Differentiability is a pretty big part of the white box argument.
The terabyte compiled executable binary is still white box in a minimal sense but it’s going to take a lot of work to mould that thing into something that does what you want. You’ll have to decompile it and do a lot of static analysis, and Rice’s theorem gets in the way of the kinds of stuff you can prove about it. The code might be adversarially obfuscated, although literal black box obfuscation is provably impossible.
If instead of a terabyte of compiled code, you give me a trillion neural net weights, I can fine tune that network to do a lot of stuff. And if I’m worried about the base model being preserved underneath and doing nefarious things, I can generate synthetic data from the fine tuned model and train a fresh network from scratch on that (although to be fair that’s pretty compute-intensive).
I don’t think “mouldability” is a synonym of “white-boxiness”. In fact, I think they’re hardly related at all:
There can be a black box with lots of knobs on the outside that change the box’s behavior. It’s still a black box.

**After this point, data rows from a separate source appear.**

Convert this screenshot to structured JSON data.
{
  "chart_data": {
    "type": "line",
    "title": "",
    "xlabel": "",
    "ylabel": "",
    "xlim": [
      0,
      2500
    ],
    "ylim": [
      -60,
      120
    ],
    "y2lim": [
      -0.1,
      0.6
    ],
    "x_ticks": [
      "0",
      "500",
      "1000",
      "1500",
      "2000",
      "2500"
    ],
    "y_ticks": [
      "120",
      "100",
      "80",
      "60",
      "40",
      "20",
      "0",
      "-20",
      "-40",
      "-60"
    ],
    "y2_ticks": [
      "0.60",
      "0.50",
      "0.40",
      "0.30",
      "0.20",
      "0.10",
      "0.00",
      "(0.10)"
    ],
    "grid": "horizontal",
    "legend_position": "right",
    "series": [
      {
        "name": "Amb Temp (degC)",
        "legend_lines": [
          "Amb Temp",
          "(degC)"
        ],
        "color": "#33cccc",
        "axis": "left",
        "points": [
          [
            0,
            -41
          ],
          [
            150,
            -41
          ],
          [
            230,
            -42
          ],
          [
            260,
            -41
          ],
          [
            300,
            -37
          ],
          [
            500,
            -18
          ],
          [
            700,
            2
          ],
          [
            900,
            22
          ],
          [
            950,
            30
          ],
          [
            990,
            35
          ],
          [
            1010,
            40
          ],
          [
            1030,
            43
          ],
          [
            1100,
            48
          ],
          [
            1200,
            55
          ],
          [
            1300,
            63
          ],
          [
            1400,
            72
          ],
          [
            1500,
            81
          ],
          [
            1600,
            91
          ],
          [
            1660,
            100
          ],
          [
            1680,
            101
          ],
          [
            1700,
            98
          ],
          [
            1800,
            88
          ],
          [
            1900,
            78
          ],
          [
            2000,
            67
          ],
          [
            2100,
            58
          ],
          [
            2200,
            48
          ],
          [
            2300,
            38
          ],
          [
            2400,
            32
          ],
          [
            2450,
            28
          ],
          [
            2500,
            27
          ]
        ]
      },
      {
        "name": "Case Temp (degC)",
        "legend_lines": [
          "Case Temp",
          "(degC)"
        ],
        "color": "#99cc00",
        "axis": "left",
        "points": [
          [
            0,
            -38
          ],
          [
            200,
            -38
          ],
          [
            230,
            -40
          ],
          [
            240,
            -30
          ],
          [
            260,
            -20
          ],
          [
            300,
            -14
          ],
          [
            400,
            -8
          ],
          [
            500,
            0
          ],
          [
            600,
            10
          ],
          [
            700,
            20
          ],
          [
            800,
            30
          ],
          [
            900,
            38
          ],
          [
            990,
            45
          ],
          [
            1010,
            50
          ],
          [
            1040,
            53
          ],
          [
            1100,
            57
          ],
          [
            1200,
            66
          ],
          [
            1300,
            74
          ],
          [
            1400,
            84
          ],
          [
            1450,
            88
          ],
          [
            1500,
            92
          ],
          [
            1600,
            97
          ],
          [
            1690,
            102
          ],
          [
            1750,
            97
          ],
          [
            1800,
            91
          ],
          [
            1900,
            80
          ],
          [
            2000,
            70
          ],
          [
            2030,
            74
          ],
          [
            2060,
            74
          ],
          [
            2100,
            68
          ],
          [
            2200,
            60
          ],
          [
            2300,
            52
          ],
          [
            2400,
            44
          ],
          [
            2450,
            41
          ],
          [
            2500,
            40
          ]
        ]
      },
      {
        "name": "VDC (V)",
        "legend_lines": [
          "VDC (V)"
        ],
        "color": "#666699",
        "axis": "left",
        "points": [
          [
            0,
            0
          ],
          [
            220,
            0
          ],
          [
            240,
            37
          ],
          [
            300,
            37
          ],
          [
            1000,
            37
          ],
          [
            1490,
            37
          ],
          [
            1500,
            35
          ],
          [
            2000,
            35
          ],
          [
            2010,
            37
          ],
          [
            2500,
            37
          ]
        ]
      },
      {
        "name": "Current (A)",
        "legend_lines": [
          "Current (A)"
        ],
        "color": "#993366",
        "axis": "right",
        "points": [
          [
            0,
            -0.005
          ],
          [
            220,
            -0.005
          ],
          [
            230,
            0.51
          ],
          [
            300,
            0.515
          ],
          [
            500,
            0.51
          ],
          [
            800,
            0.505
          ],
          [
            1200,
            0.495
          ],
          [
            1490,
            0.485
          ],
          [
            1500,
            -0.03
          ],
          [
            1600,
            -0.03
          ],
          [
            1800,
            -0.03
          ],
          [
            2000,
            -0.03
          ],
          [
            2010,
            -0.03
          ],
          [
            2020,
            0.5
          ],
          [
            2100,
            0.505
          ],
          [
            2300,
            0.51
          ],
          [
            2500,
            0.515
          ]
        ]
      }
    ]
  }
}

Conversely, consider an old-fashioned bimetallic strip thermostat with a broken dial. It’s not mouldable at all—it can do one and only thing, i.e. actuate a switch at a certain fixed temperature. (Well, I guess you can use it as a doorstop!) But a bimetallic strip thermostat still very white-boxy (after I spend 30 seconds telling you how it works).
You wrote “They’re just a special type of computer program, and we can analyze and manipulate computer programs however we want at essentially no cost.” I feel like I keep pressing you on this, and you keep motte-and-bailey’ing into some other claim that does not align with a common-sense reading of what you originally wrote:
“Well, the cost of analysis could theoretically be even higher—like, if you had to drill into skulls…” OK sure but that’s not the same as “essentially no cost”.
“Well, the cost of analysis may be astronomically high, but there’s a theorem proving that it’s not theoretically impossible…” OK sure but that’s not the same as “essentially no cost”.
“Well, I can list out some specific analysis and manipulation tasks that we can do at essentially no cost: we can do X, and Y, and Z, …” OK sure but that’s not the same as “we can analyze and manipulate however we want at essentially no cost”.
Do you see what I mean?
But this is irrelevant to the original claim, right? Being able to fine-tune might make introspection on its interal algorithmic representations a bit cheaper, but in practice we observe that it takes us weeks or months of alignment researchers’ time to figure out what extremely tiny slices of two-generations-old LLMs are doing.
Well, a computer model is “literally” transparent in the sense that you can see everything, which means the only difficulty is only in understanding what it means. So the part where you spend 5 million dollars on a PET scanner doesn’t exist for ANNs, and in that sense you can analyze them for “free”.
If the understanding part is sufficiently difficult… which it sure seems to be… then this doesn’t really help, but it is a coherent conceptual difference.